None of these results stands on its own; all of them need to be replicated in other studies. We must interpret study results and infer causation in light of other data. If, for example, we look at the literature on the use of carotenoid supplements for cancer prevention, we see that there are other trials that have shown harm and that few, if any, have shown any benefit related to cancer prevention.
No Magic Bullet
Clinical trials are our gold standard for testing agents of interest. The SELECT trial was a randomized controlled trial of vitamin E and selenium for prostate cancer prevention among healthy men. While neither supplement prevented prostate cancer, the results suggested that vitamin E increased the risk of prostate cancer.
The most recent vitamin trial to receive attention was the Physicians’ Health Study II, a randomized controlled trial that included more than 14,000 male U.S. physicians 50 years or older. The men were randomized to take either a daily multivitamin or a placebo. The study found that for men taking the multivitamin, there was an 8 percent reduction in total cancer incidence, excluding nonmelanoma skin cancer.
However, there was no difference in overall deaths between the two groups. These results raise the question: From the public health perspective, if multivitamin use decreased cancer incidence but did not decrease overall deaths, what would be the benefit to encourage men to take multivitamins?
These studies are just a few among the many observational and clinical trials that have failed to reveal the magic bullet that will prevent cancer and extend life among the general population. The studies also show the potential for harm with these agents. Additional ongoing studies of supplemental vitamin D, fish oils, and other agents will reveal whether they would be beneficial on the population level.
Focus on Diet, Exercise, Not Supplements
A current approach to cancer prevention trials is to ask whether specific populations may benefit from dietary supplements. For example, vitamin D may be of benefit to individuals with low levels of vitamin D due to darker skin pigmentation or low sun exposure. From a global perspective, individuals with environmental exposures, such as arsenic in groundwater wells in Bangladesh, may benefit from folic acid supplementation to decrease the carcinogenic effects of arsenic. But such supplementation is beneficial to targeted populations—not broadly applicable to all people.
Where does that leave us? Both the American Cancer Society (ACS) and the American Institute for Cancer Research (AICR) clearly state in their clinical guidelines that current evidence does not support the use of any dietary supplements for primary cancer prevention or for the prevention of cancer recurrence.
What should we do?
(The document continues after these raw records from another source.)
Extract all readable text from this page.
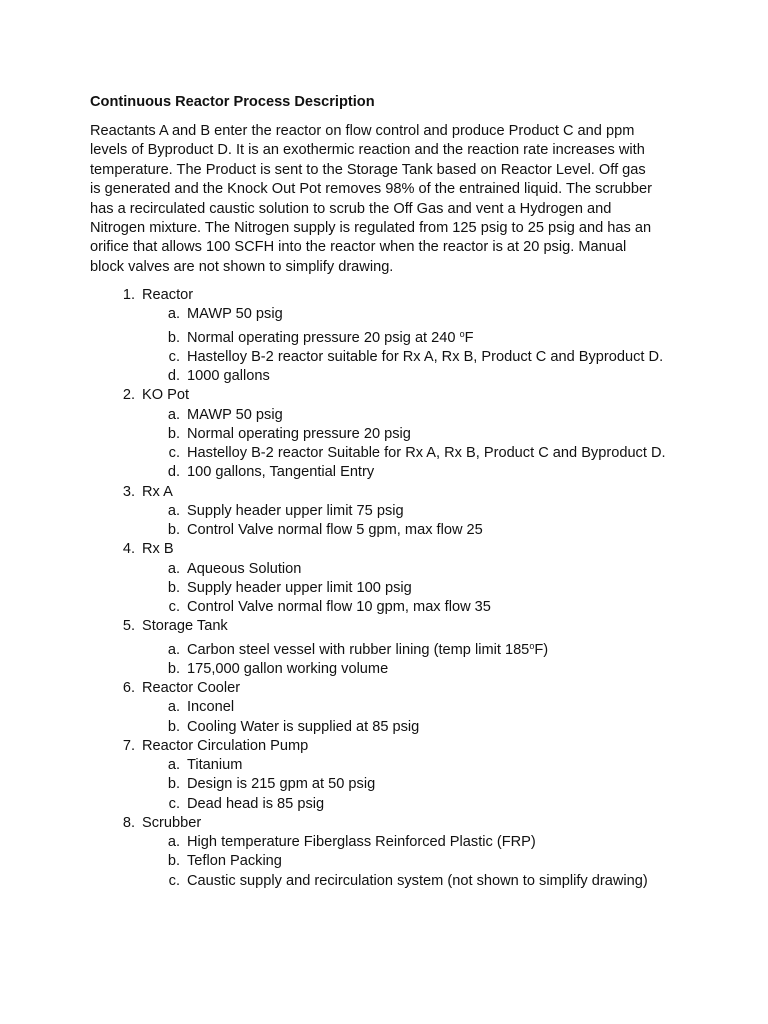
Continuous Reactor Process Description
Reactants A and B enter the reactor on flow control and produce Product C and ppm
levels of Byproduct D. It is an exothermic reaction and the reaction rate increases with
temperature. The Product is sent to the Storage Tank based on Reactor Level. Off gas
is generated and the Knock Out Pot removes 98% of the entrained liquid. The scrubber
has a recirculated caustic solution to scrub the Off Gas and vent a Hydrogen and
Nitrogen mixture. The Nitrogen supply is regulated from 125 psig to 25 psig and has an
orifice that allows 100 SCFH into the reactor when the reactor is at 20 psig. Manual
block valves are not shown to simplify drawing.
1. Reactor
a. MAWP 50 psig
b. Normal operating pressure 20 psig at 240 $^o$F
c. Hastelloy B-2 reactor suitable for Rx A, Rx B, Product C and Byproduct D.
d. 1000 gallons
2. KO Pot
a. MAWP 50 psig
b. Normal operating pressure 20 psig
c. Hastelloy B-2 reactor Suitable for Rx A, Rx B, Product C and Byproduct D.
d. 100 gallons, Tangential Entry
3. Rx A
a. Supply header upper limit 75 psig
b. Control Valve normal flow 5 gpm, max flow 25
4. Rx B
a. Aqueous Solution
b. Supply header upper limit 100 psig
c. Control Valve normal flow 10 gpm, max flow 35
5. Storage Tank
a. Carbon steel vessel with rubber lining (temp limit 185$^o$F)
b. 175,000 gallon working volume
6. Reactor Cooler
a. Inconel
b. Cooling Water is supplied at 85 psig
7. Reactor Circulation Pump
a. Titanium
b. Design is 215 gpm at 50 psig
c. Dead head is 85 psig
8. Scrubber
a. High temperature Fiberglass Reinforced Plastic (FRP)
b. Teflon Packing
c. Caustic supply and recirculation system (not shown to simplify drawing)
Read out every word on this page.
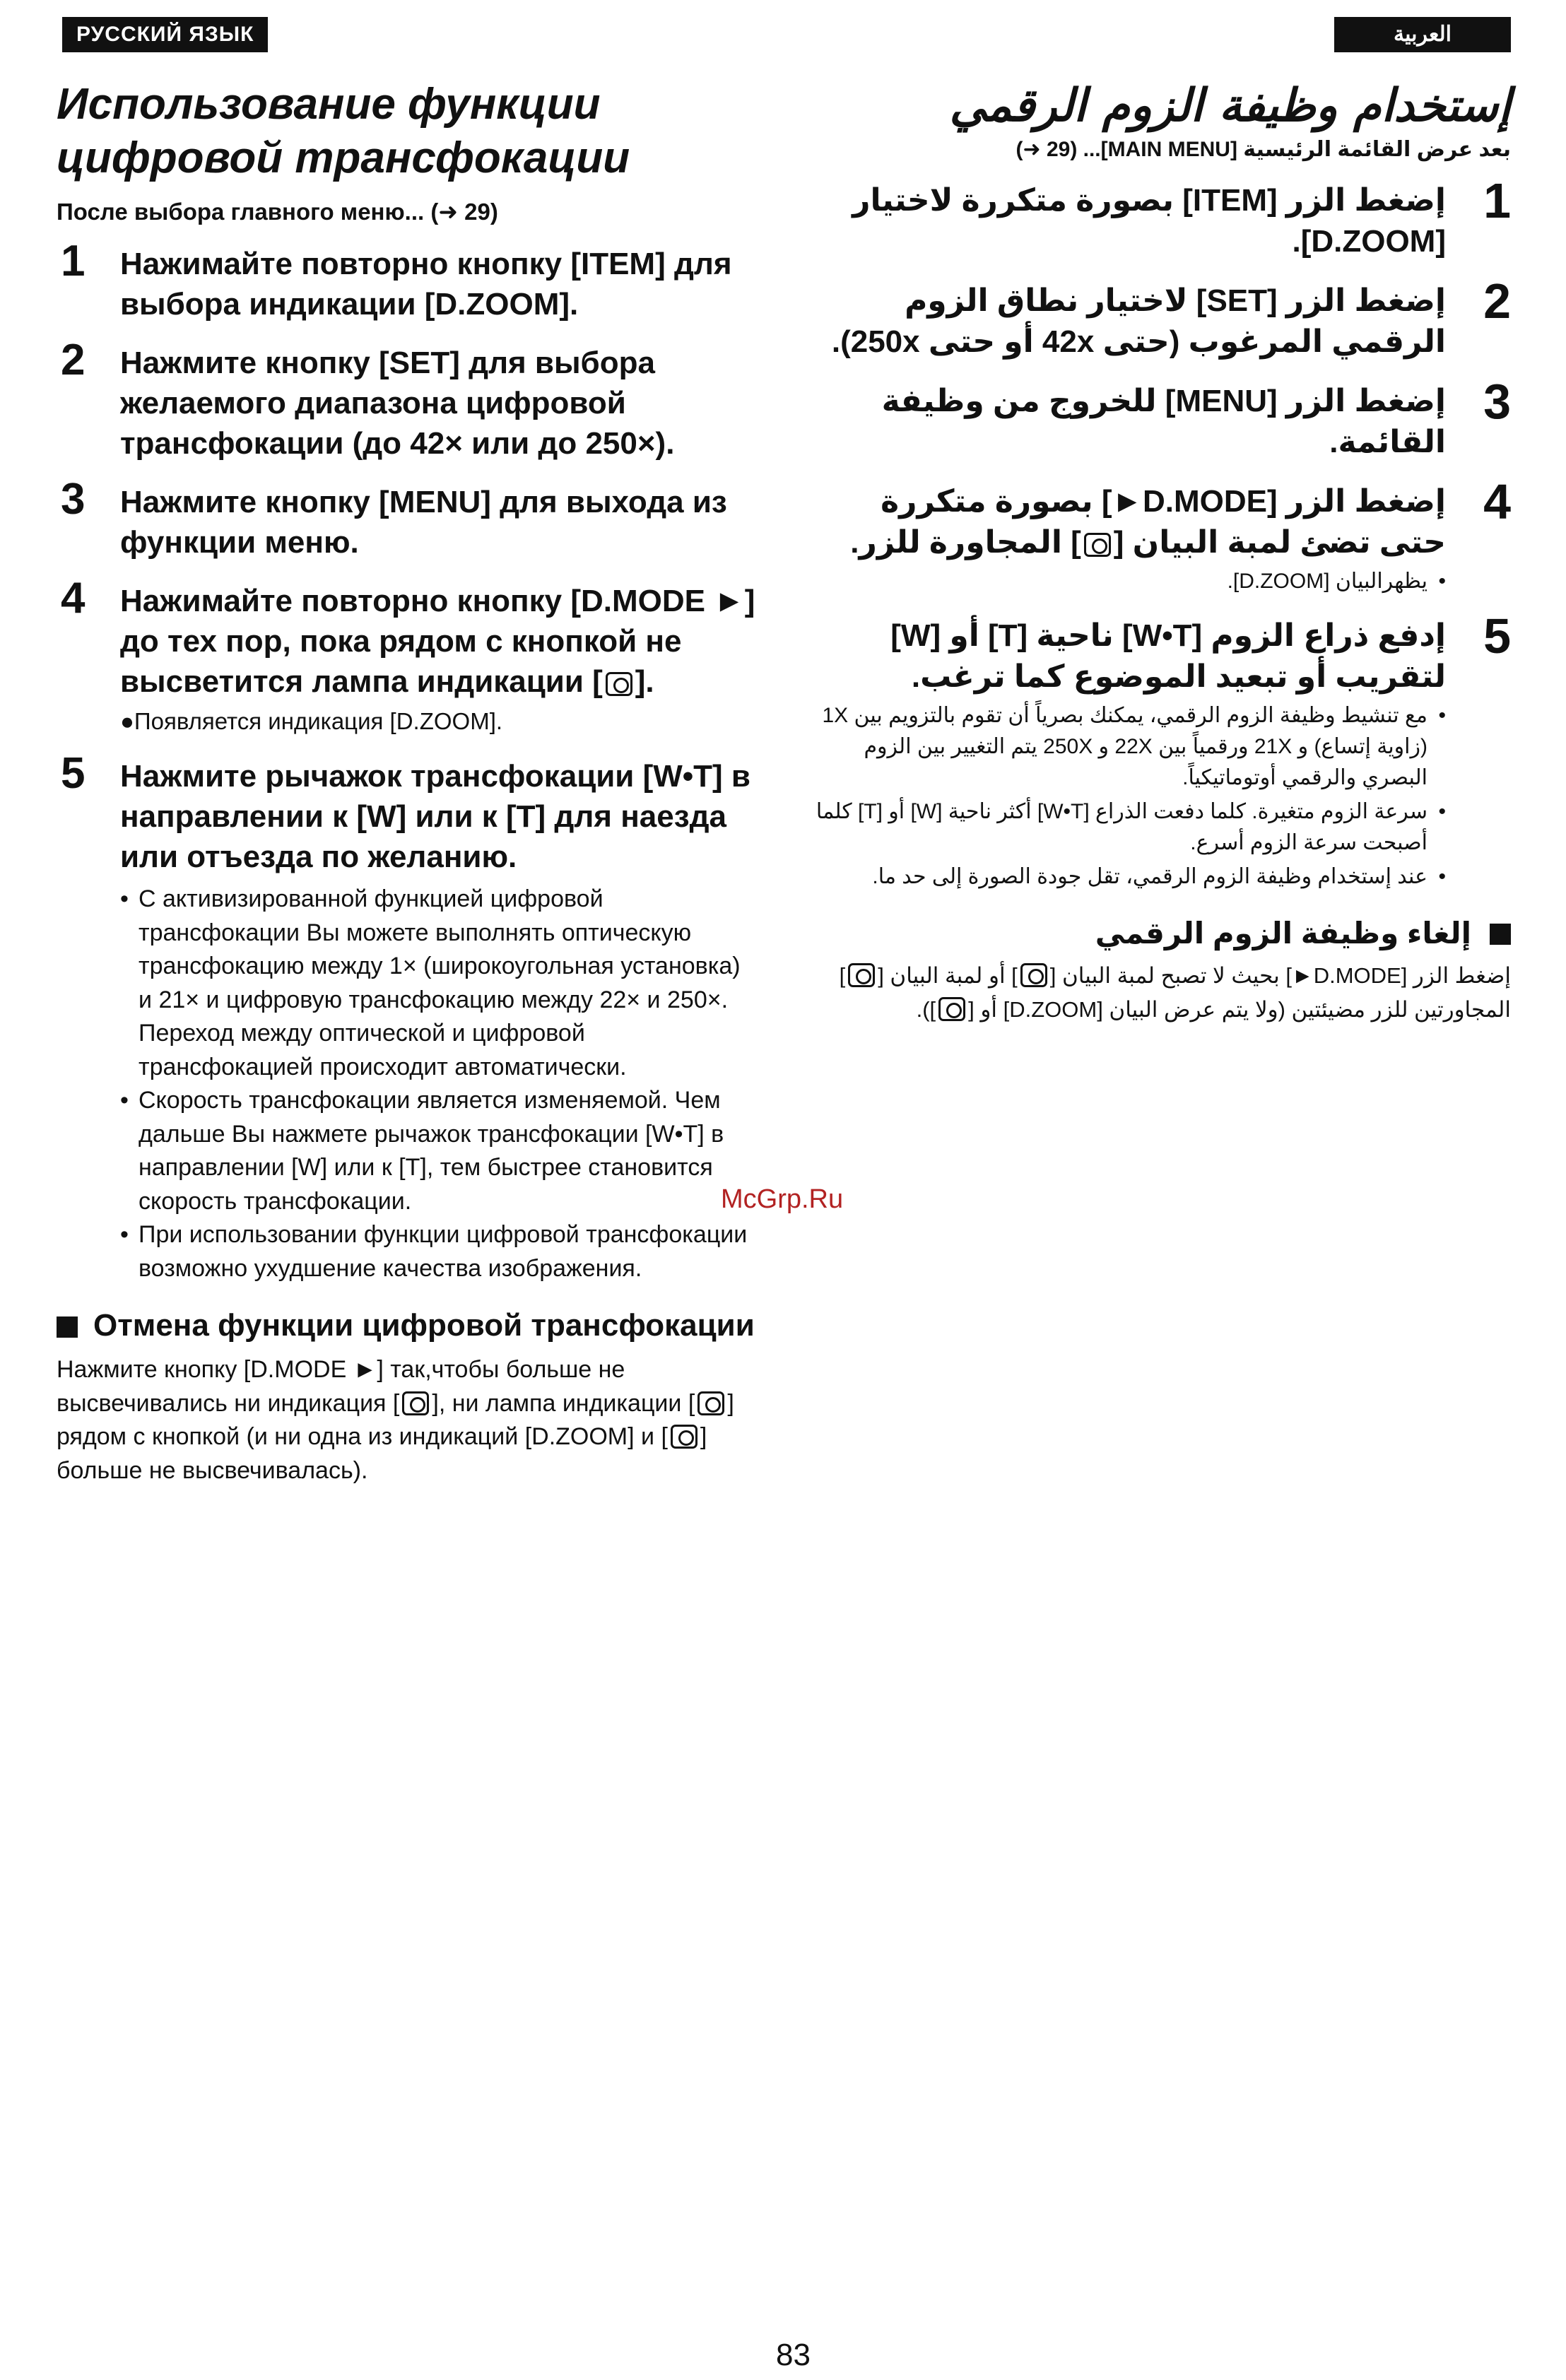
РУССКИЙ ЯЗЫК	العربية
Использование функции
цифровой трансфокации
После выбора главного меню... (➜ 29)
1 Нажимайте повторно кнопку [ITEM] для выбора индикации [D.ZOOM].
2 Нажмите кнопку [SET] для выбора желаемого диапазона цифровой трансфокации (до 42× или до 250×).
3 Нажмите кнопку [MENU] для выхода из функции меню.
4 Нажимайте повторно кнопку [D.MODE ►] до тех пор, пока рядом с кнопкой не высветится лампа индикации [ ].
●Появляется индикация [D.ZOOM].
5 Нажмите рычажок трансфокации [W•T] в направлении к [W] или к [T] для наезда или отъезда по желанию.
• С активизированной функцией цифровой трансфокации Вы можете выполнять оптическую трансфокацию между 1× (широкоугольная установка) и 21× и цифровую трансфокацию между 22× и 250×. Переход между оптической и цифровой трансфокацией происходит автоматически.
• Скорость трансфокации является изменяемой. Чем дальше Вы нажмете рычажок трансфокации [W•T] в направлении [W] или к [T], тем быстрее становится скорость трансфокации.
• При использовании функции цифровой трансфокации возможно ухудшение качества изображения.
Отмена функции цифровой трансфокации
Нажмите кнопку [D.MODE ►] так,чтобы больше не высвечивались ни индикация [ ], ни лампа индикации [ ] рядом с кнопкой (и ни одна из индикаций [D.ZOOM] и [ ] больше не высвечивалась).
إستخدام وظيفة الزوم الرقمي
بعد عرض القائمة الرئيسية [MAIN MENU]... (29 ➜)
1
إضغط الزر [ITEM] بصورة متكررة لاختيار [D.ZOOM].
2
إضغط الزر [SET] لاختيار نطاق الزوم الرقمي المرغوب (حتى 42x أو حتى 250x).
3
إضغط الزر [MENU] للخروج من وظيفة القائمة.
4
إضغط الزر [D.MODE►] بصورة متكررة حتى تضئ لمبة البيان [] المجاورة للزر.
• يظهرالبيان [D.ZOOM].
5
إدفع ذراع الزوم [W•T] ناحية [T] أو [W] لتقريب أو تبعيد الموضوع كما ترغب.
• مع تنشيط وظيفة الزوم الرقمي، يمكنك بصرياً أن تقوم بالتزويم بين 1X (زاوية إتساع) و 21X ورقمياً بين 22X و 250X يتم التغيير بين الزوم البصري والرقمي أوتوماتيكياً.
• سرعة الزوم متغيرة. كلما دفعت الذراع [W•T] أكثر ناحية [W] أو [T] كلما أصبحت سرعة الزوم أسرع.
• عند إستخدام وظيفة الزوم الرقمي، تقل جودة الصورة إلى حد ما.
إلغاء وظيفة الزوم الرقمي
إضغط الزر [D.MODE►] بحيث لا تصبح لمبة البيان [] أو لمبة البيان [] المجاورتين للزر مضيئتين (ولا يتم عرض البيان [D.ZOOM] أو []).
McGrp.Ru
83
Until we have evidence to suggest otherwise, we can follow the other cancer prevention recommendations from both the ACS and AICR. 1) Eat a diet rich in vegetables and fruits, high in whole grains, and low in processed and energy-dense foods; if your diet is nutritionally balanced, you probably don’t need a multivitamin. 2) Be physically active every day. 3) Maintain a lean body.
If you do feel compelled to take dietary supplements, understand what you are taking, why you think it may be beneficial, and what risks may be involved. Finally, understand that a supplement should never be viewed as a sole means of cancer prevention.